She was as pure a voice, and as lovely an entertainer as we have seen; at least in her early days. The unmistakable influence of her gospel mother and her soulful aunt combined into a jazz/rock vocalist that took all of the world by storm. We who were believers embraced her because of her wholesome appearance and the fact that she started her singing in the church choir. Doris and I still listen to “I Love the Lord,” from the Preacher’s Wife soundtrack. And this weekend she died.
There will be a hundred epitaphs and a thousand blogs, ten thousand, written about Whitney Houston. Some will confer sainthood on her immediately and deify her music and talent. Others will use this opportunity to vilify her life and life style in the hopes of evangelizing some wayward youth and rescuing them from a like demise. I guess both approaches are fair game when a life has been so public for so long.
But my thoughts this morning are not so much about Whitney Houston or Bobby Brown, or even that girl that had blue hair last night. My thoughts are about me. (Now there’s a surprise!) And about what I am offering a hungry world that is desperately seeking a hero. Granted my world is much, much smaller than Ms. Houston’s. And my impact will certainly not gain the same press, good or bad. But I do have a sphere of influence, a small community of travelers in the same lane, moving in the same direction as me for a while. And I have a window of opportunity to be a model of some sort to them.
Paul says, “Follow me as I follow Christ.” To the Thessalonians in I Thessalonians 1:6 he said, “You became imitators of us and of the Lord.” Now there’s a sobering thought that there is a part of my world that is watching to see how I do it, making their decisions about how and if to live for Christ based on what they see in me. They watch how I start. They judge me in the middle. And they will be there to make observations at the end. Even if my “entourage” at the very end is no more than my wife and sons and grandsons it is a staggering responsibility to know that they will pass out my Grammy Award.
So, this morning I am not thinking about Whitney nearly as much as I am thinking about me…and them. What will I leave them? What am I telling them now? What lessons will they use of mine to shape their own destiny?

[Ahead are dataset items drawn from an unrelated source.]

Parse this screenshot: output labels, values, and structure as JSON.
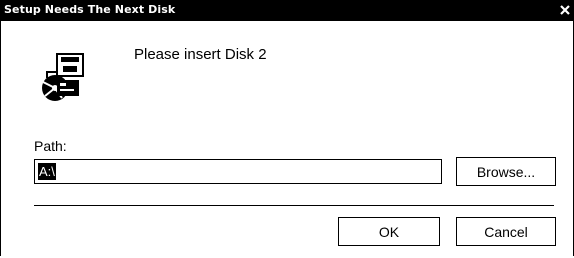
{
  "window": {
    "title": "Setup Needs The Next Disk",
    "close_symbol": "X"
  },
  "icon": {
    "name": "disk-setup-icon"
  },
  "message": "Please insert Disk 2",
  "path": {
    "label": "Path:",
    "value": "A:\\"
  },
  "buttons": {
    "browse": "Browse...",
    "ok": "OK",
    "cancel": "Cancel"
  }
}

Here are three fast and simple ideas that I think I hope they get:
1. Life is short. It goes so fast that there is not a lot of room for waste. Now that is all the more reason to relax and enjoy it by the way. Time is too short to be fretting all the time about getting it perfect. But having said that, my father-in-laws adage is true, “Only one life will soon be past. Only what’s done for Christ will last.”
2. Our battle is not for anything on this planet. Don’t get me wrong. I want fame and wealth and a new pick-up truck as well as the next guy. I sit around at night and look through the Bass Pro Shop catalogue and dream. I watch Charles Stanley on TV and wish that was me. (Being on TV, not looking old and wearing thick glasses like Charles Stanley.) I want to have more than I have and be more than I am. But I am always drawn back to the fact that that is not the battle. “Our battle is not against flesh and blood…..but against the spiritual forces of evil.” Ephesians 6:12 We are in a fight for our lives, literally, and the lives of those we care about and it won’t be won with glamour and glitz. We saw that this weekend.
3. All we have to do to win is finish. Can you believe that? We are in a race where the outcome has already been decided. Guess what? We win. Some of us will cross the finish line in a blaze of glory with cheering crowds and adoring fans. Some of us (read that ME) will probably crawl over in the dark of the night, just happy to have survived. It doesn’t matter. In my devotions this morning the Psalmist said, “I waited patiently for the Lord, He turned to me and heard me. He lifted me up out of the slimy pit…..He put a new song in my mouth.” Psalm 40
Listen I am no Whitney Houston or Bruno Mars or that guy that looks like Mickey Mouse. But I can SING! I know what is important. I know what I have to do to get there. And I know that the King of Kings and Lord of Lords both sings over me and sings through me every step of the way. Now that’s the lesson I want my peeps to get. Word. (I really just embarrassed myself. I don’t know what that means.)